J'en profite pour re-poster ça ici, comme j'ai passé un petit moment à le taper:
Un petit retour sur the DioField Chronicles, je lui dois bien ça. Ce jeu ❤️

Certainement pas le GOTY 2022, et pourtant… Cela faisait si longtemps que je n’avais pas autant accroché à un jeu.

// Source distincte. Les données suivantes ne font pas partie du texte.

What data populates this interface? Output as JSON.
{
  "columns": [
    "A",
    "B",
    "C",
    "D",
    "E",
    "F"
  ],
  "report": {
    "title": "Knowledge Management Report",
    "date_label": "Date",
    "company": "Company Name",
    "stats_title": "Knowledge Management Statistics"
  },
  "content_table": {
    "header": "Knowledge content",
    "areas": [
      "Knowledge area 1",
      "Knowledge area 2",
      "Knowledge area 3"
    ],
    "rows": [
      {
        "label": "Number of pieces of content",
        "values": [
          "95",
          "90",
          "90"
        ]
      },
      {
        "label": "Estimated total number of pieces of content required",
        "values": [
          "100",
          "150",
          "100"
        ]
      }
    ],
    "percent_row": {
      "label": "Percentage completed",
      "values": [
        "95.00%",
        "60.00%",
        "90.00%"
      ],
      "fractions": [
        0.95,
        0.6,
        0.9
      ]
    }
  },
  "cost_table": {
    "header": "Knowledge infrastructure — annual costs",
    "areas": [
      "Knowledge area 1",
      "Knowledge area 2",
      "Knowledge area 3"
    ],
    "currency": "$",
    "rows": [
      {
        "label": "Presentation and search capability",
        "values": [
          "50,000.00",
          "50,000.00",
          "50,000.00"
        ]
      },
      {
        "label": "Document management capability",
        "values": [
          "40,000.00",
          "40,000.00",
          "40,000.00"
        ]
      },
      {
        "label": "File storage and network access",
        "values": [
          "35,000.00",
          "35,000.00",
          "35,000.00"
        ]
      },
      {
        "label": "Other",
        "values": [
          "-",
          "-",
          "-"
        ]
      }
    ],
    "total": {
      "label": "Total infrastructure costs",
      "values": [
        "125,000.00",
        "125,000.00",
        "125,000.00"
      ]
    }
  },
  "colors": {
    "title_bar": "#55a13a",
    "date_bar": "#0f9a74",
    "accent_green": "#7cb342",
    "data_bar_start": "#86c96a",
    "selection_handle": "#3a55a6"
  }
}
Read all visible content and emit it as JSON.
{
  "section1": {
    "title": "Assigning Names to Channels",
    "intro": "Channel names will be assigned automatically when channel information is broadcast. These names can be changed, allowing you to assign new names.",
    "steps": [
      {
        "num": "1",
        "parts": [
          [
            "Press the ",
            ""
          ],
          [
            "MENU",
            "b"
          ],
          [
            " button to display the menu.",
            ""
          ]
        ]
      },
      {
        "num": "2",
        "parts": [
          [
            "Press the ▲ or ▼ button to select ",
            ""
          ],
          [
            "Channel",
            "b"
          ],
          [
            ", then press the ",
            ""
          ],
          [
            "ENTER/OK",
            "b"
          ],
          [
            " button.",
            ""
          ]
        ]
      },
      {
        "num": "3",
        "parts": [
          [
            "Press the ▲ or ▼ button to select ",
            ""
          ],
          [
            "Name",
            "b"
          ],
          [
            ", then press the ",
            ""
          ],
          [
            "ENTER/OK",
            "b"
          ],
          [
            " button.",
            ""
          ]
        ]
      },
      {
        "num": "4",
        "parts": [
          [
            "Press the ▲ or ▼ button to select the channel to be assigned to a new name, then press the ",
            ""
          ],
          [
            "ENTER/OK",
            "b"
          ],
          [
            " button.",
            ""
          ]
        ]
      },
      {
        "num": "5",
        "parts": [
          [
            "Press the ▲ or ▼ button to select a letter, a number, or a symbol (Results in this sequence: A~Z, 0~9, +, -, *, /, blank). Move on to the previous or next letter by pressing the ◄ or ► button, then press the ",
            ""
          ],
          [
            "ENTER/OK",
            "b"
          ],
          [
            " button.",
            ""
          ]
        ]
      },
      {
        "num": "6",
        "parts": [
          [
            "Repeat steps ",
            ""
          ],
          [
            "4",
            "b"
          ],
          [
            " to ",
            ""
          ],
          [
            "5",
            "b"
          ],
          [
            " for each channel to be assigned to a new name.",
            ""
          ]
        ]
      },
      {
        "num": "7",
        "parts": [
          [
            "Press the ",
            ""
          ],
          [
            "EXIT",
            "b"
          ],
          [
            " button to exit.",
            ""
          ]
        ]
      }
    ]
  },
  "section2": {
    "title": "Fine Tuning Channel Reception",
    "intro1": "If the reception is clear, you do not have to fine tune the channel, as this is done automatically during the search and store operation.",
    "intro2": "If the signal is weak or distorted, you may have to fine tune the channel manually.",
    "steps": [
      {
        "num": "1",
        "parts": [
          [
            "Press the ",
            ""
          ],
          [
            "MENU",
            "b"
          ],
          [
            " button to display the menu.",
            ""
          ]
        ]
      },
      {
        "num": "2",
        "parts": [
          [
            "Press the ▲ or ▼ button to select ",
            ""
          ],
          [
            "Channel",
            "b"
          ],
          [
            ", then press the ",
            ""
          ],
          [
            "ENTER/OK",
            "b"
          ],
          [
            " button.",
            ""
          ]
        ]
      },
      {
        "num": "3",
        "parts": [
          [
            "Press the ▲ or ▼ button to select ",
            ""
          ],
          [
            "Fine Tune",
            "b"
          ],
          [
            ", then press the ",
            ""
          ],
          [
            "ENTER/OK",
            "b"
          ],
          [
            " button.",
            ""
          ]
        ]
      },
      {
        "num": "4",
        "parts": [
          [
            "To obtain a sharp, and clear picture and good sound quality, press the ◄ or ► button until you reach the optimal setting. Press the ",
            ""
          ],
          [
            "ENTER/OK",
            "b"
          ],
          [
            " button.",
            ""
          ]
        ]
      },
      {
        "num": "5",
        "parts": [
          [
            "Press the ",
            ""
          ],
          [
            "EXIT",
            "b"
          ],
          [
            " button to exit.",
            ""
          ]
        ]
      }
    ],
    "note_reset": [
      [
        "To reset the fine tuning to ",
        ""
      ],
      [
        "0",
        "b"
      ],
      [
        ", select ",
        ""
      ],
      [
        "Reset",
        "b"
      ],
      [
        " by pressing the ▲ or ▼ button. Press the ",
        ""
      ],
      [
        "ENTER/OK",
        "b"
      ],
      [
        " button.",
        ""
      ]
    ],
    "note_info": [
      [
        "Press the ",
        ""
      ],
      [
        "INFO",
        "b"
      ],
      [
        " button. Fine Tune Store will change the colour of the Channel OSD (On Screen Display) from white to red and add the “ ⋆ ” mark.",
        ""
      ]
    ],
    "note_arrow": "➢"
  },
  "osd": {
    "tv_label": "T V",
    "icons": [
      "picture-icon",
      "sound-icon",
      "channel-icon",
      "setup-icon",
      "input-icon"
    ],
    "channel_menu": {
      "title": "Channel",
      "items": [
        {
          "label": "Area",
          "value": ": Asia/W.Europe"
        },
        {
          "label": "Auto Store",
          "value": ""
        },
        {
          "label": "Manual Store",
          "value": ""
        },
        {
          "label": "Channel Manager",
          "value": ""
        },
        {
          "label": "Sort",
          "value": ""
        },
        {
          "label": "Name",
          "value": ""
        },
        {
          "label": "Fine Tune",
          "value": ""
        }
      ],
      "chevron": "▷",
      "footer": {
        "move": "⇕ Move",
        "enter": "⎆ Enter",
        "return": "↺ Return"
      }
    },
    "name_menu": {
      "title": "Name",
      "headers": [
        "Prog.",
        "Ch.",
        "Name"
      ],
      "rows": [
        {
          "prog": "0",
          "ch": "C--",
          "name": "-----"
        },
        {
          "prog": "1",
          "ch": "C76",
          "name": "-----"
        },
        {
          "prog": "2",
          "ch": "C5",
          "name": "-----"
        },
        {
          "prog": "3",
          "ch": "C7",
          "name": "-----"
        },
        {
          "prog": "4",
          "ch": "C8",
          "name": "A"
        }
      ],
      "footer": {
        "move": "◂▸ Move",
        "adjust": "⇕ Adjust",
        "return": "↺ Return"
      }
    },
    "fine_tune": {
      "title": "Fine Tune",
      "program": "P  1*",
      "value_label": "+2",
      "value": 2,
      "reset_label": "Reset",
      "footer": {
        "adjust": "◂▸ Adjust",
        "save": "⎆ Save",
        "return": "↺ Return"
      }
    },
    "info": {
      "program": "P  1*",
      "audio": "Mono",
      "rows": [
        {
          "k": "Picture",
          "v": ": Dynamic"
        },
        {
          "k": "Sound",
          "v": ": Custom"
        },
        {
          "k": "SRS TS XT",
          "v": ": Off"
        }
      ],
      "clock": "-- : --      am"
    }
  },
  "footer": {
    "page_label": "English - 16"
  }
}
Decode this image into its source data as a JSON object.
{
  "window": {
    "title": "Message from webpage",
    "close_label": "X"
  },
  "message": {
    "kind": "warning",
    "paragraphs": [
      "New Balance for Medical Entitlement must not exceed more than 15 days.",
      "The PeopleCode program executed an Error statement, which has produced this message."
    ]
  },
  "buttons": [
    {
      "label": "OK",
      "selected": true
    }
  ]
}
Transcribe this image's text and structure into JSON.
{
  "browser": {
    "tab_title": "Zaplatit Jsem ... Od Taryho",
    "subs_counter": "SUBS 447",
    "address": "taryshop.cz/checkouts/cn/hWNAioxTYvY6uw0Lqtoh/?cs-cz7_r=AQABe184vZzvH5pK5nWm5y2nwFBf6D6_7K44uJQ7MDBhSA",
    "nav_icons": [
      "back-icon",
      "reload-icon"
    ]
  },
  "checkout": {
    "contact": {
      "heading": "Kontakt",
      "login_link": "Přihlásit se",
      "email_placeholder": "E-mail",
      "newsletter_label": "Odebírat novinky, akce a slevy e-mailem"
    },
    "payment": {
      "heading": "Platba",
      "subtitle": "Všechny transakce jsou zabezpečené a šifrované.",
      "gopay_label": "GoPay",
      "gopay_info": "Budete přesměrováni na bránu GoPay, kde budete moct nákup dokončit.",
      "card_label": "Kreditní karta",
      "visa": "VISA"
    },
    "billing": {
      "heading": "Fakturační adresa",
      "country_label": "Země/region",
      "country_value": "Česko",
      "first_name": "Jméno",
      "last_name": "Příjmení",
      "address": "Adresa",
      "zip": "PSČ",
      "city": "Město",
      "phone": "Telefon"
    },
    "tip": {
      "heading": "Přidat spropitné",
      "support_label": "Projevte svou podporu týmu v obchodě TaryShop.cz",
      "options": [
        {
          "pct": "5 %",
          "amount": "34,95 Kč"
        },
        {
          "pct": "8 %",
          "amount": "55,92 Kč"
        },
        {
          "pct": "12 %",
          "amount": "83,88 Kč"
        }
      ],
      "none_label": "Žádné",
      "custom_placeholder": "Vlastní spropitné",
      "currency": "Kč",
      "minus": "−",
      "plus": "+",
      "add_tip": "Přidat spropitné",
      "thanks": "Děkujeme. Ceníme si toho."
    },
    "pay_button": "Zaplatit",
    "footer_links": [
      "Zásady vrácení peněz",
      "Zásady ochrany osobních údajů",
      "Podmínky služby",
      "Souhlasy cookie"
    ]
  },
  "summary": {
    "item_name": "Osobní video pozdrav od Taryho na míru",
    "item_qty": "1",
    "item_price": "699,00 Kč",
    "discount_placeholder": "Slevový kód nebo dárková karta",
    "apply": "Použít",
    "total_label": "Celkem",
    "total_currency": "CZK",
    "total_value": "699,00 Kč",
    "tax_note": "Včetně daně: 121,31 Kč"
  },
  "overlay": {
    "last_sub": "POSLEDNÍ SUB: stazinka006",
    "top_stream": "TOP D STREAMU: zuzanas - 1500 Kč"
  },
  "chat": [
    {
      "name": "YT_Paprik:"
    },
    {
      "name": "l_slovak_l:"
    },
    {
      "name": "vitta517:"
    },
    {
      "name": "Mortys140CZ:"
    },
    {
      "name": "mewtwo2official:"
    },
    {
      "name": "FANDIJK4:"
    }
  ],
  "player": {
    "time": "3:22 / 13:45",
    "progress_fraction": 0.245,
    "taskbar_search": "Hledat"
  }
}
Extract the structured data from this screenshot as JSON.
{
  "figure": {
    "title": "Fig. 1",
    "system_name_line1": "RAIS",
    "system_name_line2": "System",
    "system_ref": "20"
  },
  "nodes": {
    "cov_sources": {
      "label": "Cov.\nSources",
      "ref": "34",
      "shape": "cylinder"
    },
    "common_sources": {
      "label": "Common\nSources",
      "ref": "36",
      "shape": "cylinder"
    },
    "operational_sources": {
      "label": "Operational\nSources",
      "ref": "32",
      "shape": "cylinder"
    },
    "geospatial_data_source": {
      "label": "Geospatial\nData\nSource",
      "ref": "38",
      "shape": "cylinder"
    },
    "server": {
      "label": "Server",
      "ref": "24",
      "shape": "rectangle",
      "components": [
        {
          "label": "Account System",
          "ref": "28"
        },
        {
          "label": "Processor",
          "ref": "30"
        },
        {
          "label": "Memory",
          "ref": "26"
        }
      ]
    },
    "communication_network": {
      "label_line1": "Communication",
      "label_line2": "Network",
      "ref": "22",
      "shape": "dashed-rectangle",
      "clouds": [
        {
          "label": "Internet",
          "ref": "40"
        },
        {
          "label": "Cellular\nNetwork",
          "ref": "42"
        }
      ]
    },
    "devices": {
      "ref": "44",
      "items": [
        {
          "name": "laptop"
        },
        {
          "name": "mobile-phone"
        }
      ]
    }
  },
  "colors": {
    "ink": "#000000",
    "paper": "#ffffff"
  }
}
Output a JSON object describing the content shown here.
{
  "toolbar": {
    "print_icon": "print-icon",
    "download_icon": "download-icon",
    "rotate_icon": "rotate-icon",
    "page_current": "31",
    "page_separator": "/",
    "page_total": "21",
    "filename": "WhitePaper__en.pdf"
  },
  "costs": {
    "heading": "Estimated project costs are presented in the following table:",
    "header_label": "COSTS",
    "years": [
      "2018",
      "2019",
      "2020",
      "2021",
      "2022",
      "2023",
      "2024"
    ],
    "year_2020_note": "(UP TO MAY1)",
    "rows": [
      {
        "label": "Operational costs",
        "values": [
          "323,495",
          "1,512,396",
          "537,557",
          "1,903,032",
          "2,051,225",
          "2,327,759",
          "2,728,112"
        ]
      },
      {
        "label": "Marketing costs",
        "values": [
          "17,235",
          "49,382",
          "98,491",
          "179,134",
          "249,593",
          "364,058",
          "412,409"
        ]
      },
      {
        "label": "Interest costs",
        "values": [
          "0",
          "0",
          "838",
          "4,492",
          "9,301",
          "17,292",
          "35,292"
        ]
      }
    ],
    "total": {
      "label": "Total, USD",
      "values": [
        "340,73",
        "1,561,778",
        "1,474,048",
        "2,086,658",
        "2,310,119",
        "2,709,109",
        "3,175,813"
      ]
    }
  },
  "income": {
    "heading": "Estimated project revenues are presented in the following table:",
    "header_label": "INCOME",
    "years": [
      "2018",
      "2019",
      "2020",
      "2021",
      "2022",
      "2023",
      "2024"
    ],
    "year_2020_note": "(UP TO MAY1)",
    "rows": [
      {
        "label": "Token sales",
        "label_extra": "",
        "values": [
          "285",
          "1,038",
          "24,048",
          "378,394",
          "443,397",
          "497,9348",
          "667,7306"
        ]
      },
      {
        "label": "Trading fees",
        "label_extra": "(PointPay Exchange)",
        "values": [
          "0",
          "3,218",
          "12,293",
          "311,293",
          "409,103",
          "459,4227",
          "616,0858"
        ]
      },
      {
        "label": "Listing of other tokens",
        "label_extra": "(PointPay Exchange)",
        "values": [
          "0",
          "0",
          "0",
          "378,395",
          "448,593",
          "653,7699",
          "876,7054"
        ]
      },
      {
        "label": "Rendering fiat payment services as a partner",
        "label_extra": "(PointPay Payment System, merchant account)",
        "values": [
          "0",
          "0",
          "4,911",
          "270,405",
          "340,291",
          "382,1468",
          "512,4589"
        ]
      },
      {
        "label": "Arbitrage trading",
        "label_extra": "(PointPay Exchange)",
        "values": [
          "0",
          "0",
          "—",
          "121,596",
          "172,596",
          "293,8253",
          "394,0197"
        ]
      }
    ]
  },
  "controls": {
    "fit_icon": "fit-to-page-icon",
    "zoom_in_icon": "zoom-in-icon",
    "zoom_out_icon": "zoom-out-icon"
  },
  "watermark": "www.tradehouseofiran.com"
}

Jeu de stratégie en temps réelle avec pause active, c’est comme un Fire Emblem, mais en temps réel, ou un X-COM mais sans les interactions avec le décor, et sans quadrillage. On recrute ses petites troupes, on les équipe, on leur fait gagner des niveaux, on les fait progresser dans leur arbre de compétences, et on les envoie tabasser des ennemis. Entre les missions on peut aller leur faire coucou lors d’une balade dans la caserne qui nous sert de hub. Par contre il n’y a pas d’affinité et on ne peut pas prendre le thé ou pécho. Et ils reviennent toujours même s’ils se font descendre au combat.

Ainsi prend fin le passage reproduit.